Cloud Nothings Cloud Nothings

(Carpark Records) Buy it from Insound Rating - 7/10

Coming into my musical existence, I immediately fell in love with strong male singer-songwriters like Elvis Costello, John Mellencamp, Billy Bragg, and Neil Diamond.  Still holding tight to my copy of Hot August Night, I've always searched far and wide for more of the same as I've continued my rich musical life. While I may not have found a legend this time around, Cloud Nothings, the stage name for Cleveland teenager Dylan Baldi, offers up a dose of lo-fi pop that instills a microscopic fragment of magic those strong-willed musical deities first forged.  

Nowadays, it seems most young guys are trying to make ethereal bedroom pop that sounds like a hipster Enya.  But Baldi has no such intentions; instead, the sound he crafts is exactly what you’d expect from a young white male being locked away in a room slaving away on his own: dirty, filthy songs far removed from his dreamy contemporaries, taking the pain and heartache of youth and delivering it up in tiny bursts of punk-esque frustration.  The structures of the songs are simple, stripped to the bone, and full of a frenetic energy and appeal.  

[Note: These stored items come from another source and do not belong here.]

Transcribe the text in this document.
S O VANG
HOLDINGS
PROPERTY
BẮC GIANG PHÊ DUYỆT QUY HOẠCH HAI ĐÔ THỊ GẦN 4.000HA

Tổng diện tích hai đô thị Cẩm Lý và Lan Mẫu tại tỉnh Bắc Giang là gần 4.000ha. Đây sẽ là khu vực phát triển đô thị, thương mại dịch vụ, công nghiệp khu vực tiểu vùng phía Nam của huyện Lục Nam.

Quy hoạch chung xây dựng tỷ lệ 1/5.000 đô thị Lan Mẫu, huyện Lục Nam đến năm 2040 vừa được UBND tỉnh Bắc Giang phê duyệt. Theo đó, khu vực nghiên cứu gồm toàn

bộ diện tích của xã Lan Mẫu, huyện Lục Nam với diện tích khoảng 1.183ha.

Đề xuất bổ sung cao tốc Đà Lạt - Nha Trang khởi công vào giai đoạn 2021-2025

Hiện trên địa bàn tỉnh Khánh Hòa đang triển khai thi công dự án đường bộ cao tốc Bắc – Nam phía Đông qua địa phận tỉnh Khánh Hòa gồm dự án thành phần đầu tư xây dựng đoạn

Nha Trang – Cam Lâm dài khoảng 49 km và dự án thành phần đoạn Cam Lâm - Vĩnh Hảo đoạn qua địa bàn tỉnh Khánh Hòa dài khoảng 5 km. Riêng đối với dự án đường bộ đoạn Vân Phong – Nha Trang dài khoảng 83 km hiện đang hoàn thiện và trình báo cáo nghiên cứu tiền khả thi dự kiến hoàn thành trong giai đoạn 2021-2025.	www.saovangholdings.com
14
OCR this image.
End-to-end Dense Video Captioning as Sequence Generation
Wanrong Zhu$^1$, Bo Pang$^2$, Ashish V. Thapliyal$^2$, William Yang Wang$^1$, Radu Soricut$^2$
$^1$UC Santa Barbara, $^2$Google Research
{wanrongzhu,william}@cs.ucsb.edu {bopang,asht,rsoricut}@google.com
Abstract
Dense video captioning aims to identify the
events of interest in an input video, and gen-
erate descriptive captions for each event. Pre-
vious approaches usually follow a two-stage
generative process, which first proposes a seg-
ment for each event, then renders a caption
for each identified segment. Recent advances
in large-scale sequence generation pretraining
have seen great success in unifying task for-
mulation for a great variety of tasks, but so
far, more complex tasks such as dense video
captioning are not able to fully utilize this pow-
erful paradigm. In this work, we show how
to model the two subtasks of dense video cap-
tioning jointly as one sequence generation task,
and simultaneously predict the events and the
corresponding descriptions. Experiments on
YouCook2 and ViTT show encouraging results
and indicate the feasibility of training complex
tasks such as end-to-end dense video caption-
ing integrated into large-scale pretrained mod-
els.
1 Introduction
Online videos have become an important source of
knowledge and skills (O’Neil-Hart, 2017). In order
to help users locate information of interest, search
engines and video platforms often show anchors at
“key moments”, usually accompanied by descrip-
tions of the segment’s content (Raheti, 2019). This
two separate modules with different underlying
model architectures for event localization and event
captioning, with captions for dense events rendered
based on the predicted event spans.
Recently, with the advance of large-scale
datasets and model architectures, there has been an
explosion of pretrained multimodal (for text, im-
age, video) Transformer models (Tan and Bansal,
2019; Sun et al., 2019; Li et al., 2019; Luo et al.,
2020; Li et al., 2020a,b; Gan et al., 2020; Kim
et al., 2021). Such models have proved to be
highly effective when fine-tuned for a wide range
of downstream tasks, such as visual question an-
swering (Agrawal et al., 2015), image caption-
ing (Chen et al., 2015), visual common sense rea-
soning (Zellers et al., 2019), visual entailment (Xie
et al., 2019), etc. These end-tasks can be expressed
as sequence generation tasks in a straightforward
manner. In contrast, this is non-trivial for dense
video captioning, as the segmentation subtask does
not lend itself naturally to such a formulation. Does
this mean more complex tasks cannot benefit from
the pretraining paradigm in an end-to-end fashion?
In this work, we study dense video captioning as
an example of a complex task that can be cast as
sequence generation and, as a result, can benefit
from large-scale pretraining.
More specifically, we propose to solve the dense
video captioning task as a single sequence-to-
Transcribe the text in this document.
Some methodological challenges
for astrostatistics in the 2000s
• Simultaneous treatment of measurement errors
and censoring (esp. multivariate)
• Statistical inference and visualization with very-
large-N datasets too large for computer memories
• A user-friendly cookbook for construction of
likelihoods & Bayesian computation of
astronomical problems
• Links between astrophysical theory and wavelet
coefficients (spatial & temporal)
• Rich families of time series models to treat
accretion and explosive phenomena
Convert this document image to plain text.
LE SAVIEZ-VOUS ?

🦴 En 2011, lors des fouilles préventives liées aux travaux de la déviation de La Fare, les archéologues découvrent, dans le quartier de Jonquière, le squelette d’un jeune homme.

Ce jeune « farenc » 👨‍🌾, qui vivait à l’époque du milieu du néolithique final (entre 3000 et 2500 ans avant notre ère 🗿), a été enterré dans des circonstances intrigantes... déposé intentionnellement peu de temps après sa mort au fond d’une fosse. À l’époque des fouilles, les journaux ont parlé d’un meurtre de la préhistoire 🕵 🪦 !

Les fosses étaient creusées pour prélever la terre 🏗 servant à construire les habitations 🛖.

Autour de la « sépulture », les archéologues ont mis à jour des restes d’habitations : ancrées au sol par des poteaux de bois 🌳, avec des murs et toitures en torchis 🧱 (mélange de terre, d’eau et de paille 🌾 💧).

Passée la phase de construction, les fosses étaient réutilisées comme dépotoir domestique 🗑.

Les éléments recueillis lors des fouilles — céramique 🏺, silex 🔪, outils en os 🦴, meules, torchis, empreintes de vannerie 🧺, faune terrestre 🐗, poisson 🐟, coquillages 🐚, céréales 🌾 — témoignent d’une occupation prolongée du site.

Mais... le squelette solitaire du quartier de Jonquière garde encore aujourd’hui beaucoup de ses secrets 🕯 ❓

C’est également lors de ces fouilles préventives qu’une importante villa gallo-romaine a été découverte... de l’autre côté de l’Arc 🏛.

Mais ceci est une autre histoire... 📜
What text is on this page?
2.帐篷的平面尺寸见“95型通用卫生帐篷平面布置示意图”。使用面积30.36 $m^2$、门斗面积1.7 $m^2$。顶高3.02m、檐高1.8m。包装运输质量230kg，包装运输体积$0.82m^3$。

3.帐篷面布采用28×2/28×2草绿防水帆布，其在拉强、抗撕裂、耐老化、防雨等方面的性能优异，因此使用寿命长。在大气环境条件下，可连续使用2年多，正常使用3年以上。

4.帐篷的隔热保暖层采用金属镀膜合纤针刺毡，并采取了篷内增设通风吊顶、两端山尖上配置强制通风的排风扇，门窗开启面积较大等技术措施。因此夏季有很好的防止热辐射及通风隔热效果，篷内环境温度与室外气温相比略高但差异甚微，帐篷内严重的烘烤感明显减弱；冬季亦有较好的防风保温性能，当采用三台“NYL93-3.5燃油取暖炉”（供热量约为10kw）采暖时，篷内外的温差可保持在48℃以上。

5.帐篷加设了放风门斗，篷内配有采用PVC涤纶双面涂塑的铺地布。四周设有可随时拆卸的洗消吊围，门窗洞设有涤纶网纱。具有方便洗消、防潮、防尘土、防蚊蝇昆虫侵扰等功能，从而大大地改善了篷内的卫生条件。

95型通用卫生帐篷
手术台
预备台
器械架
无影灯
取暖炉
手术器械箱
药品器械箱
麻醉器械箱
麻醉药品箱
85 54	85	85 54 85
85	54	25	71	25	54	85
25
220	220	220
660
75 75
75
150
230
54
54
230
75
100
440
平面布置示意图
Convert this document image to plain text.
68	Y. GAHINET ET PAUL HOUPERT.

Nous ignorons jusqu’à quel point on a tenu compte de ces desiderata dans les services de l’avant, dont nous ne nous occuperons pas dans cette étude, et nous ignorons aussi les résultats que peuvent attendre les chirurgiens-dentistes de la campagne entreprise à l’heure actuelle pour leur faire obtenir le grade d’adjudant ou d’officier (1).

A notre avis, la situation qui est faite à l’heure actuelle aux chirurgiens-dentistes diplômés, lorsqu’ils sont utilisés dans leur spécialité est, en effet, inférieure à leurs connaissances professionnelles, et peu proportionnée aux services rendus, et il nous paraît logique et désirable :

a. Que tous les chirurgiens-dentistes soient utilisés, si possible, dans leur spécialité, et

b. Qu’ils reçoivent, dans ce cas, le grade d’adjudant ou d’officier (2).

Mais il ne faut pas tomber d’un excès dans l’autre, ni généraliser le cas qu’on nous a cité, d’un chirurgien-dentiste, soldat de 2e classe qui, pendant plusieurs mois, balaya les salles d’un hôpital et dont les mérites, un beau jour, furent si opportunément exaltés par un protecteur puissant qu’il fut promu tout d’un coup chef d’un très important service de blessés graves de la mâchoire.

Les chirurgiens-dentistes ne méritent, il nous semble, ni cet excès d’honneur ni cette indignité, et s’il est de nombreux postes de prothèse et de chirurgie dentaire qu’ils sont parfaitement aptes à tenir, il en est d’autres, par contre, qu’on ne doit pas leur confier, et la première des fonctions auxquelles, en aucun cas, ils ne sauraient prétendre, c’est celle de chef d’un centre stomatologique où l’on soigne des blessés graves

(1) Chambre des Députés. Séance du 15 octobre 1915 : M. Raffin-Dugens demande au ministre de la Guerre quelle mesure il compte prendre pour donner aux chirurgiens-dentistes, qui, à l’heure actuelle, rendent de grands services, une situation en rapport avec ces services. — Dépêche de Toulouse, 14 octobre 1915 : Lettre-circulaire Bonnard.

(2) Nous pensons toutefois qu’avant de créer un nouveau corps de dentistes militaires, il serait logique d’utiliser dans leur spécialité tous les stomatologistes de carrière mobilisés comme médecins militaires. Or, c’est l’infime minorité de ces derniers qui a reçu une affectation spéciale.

From the opening notes of album opener Understand at All, the minimalist sound, spearheaded by a jangly guitar and most basic of rhythm sections, tears away at the walls of your sensibilities, implanting themselves into your brain, and festering and tearing open old memories of succubus ex-girlfriends.  Songs like Not Important, with a sort of light and breezy feel between the screaming fits of rage, and You’re Not That Good at Anything, with a down-home, jumbo-sized guitar that immediately morphs back to its punk roots, are the height of Baldi’s emotional state throughout the LP: pissed off, screaming through his newly formed adult vocal chords, the raspy echoes of a kid who got eaten alive by some she-devil, striking back at last with the maturity of a cocky 17-year-old (the song Rock features the lyric “you love me but now we‘re both dead”.)  Even to those who have never been there before, Baldi’s portrayal will strike at the heartstrings of youth when music was simple, a guitar could change the world, and everything else had either zero meaning or way too much.  

The whole album doesn’t stem from an emotional youth in the throws of romantic devastation.  Dare I say, several tracks are actually happy and sweet.   The instantly nostalgic guitar of Should Have reminds us that being young isn’t completely terrible.  In the track, Baldi goes for more sweet, falsetto lyrics, telling a girl “I always knew I’d follow you/Now I know that it’s much better”, giving away some of that angst for a fairly cutesy sentiment that adds variety to the album and shows Baldi’s range as a legit indie pop artist.    Even without being nearly as sugar-y, On the Radio is at least enough of a change of pace to merit some attention, even though it’s slightly more visceral than Should HaveHeartbeat may well be the most sturdy of tracks, taking that feeling of forlorn and making it fresh thanks to some dance-y guitars and the lyrical hook of “I don’t have a heartbeat/Why do you?” sung ad nauseam; it’s showing of his age and of a sort of brilliance beyond his years that harks back to the yesteryear of indie pop music.  

Clearly, Baldi’s no Costello or Mellencamp.  But if you’re looking for a catchy voice amidst the sea of bedroom outfits, Cloud Nothings is a strong contender for someone to continually keep an ear open for.